Ser pai é uma linda vocação! Ao nos aproximarmos do Dia dos Pais, meu desejo é que mais do que ganhar presentes e homenagens, você que é pai se assuma como esse presente de Deus aos seus filhos. E que a santidade do seu lar seja ainda mais consolidada, porque, dentro da sua casa, existe um pai de família que se desdobra não somente para “pagar as contas” ou “trocar as lâmpadas queimadas”, mas com coragem se revela um homem cada vez mais apaixonado por Jesus Cristo.

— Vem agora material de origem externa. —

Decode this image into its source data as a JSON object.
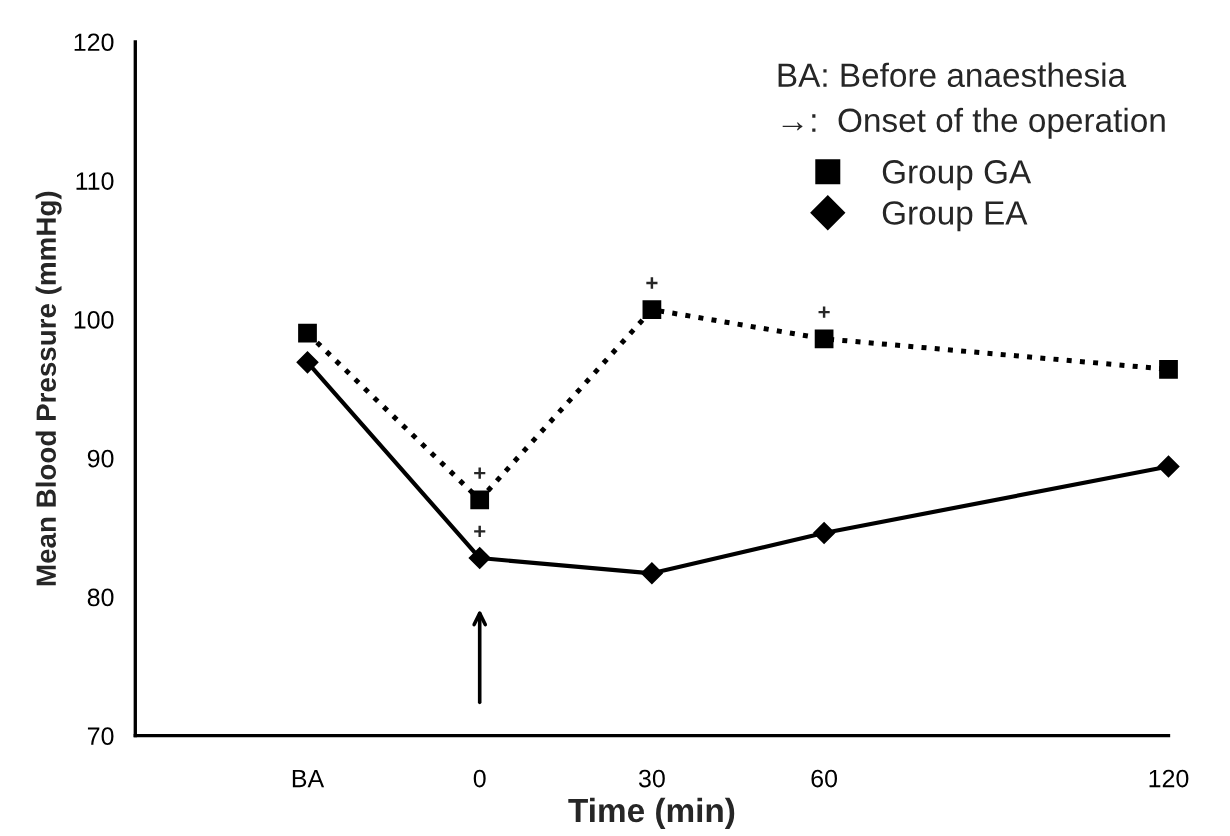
{
  "chart_data": {
    "type": "line",
    "x": [
      -30,
      0,
      30,
      60,
      120
    ],
    "xlim": [
      -60,
      120
    ],
    "xticks": [
      {
        "value": -30,
        "label": "BA"
      },
      0,
      30,
      60,
      120
    ],
    "ylim": [
      70,
      120
    ],
    "yticks": [
      70,
      80,
      90,
      100,
      110,
      120
    ],
    "xlabel": "Time (min)",
    "ylabel": "Mean Blood Pressure (mmHg)",
    "series": [
      {
        "name": "Group GA",
        "color": "#000000",
        "marker": "square",
        "line_style": "dotted",
        "values": [
          99,
          87,
          100.7,
          98.6,
          96.4
        ]
      },
      {
        "name": "Group EA",
        "color": "#000000",
        "marker": "diamond",
        "line_style": "solid",
        "values": [
          96.9,
          82.8,
          81.7,
          84.6,
          89.4
        ]
      }
    ],
    "legend": "top right",
    "grid": false,
    "annotations": [
      "BA: Before anaesthesia",
      "→:  Onset of the operation",
      {
        "text": "+",
        "x": 0,
        "y": 87
      },
      {
        "text": "+",
        "x": 0,
        "y": 82.8
      },
      {
        "text": "+",
        "x": 30,
        "y": 100.7
      },
      {
        "text": "+",
        "x": 60,
        "y": 98.6
      }
    ]
  }
}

Amar a Jesus transforma a vida de seus filhos

Resumindo: ame muito Jesus (e seus filhos precisam ver esse amor a Deus traduzido em gestos concretos), porque esse amor verdadeiramente evangeliza e atrai. Eu lhe asseguro que um homem que ora, adora, serve e se converte faz toda a diferença dentro do próprio lar, em especial na vida dos filhos.

Portanto, assumamos nossa vocação de pais evangelizadores, de pais apaixonados por Jesus, e que trazem consigo esse “selo de qualidade” celeste, autêntico selo de santidade. E pode acreditar: cada beijo, cada abraço seu, cada lição de vida, cada palavra que você disser terá uma nova unção e produzirá um efeito único na vida dos seus filhos. Faça a experiência!

A você, meu caro pai de família, apaixonado por Jesus Cristo, desejo um feliz e abençoado Dia dos Pais.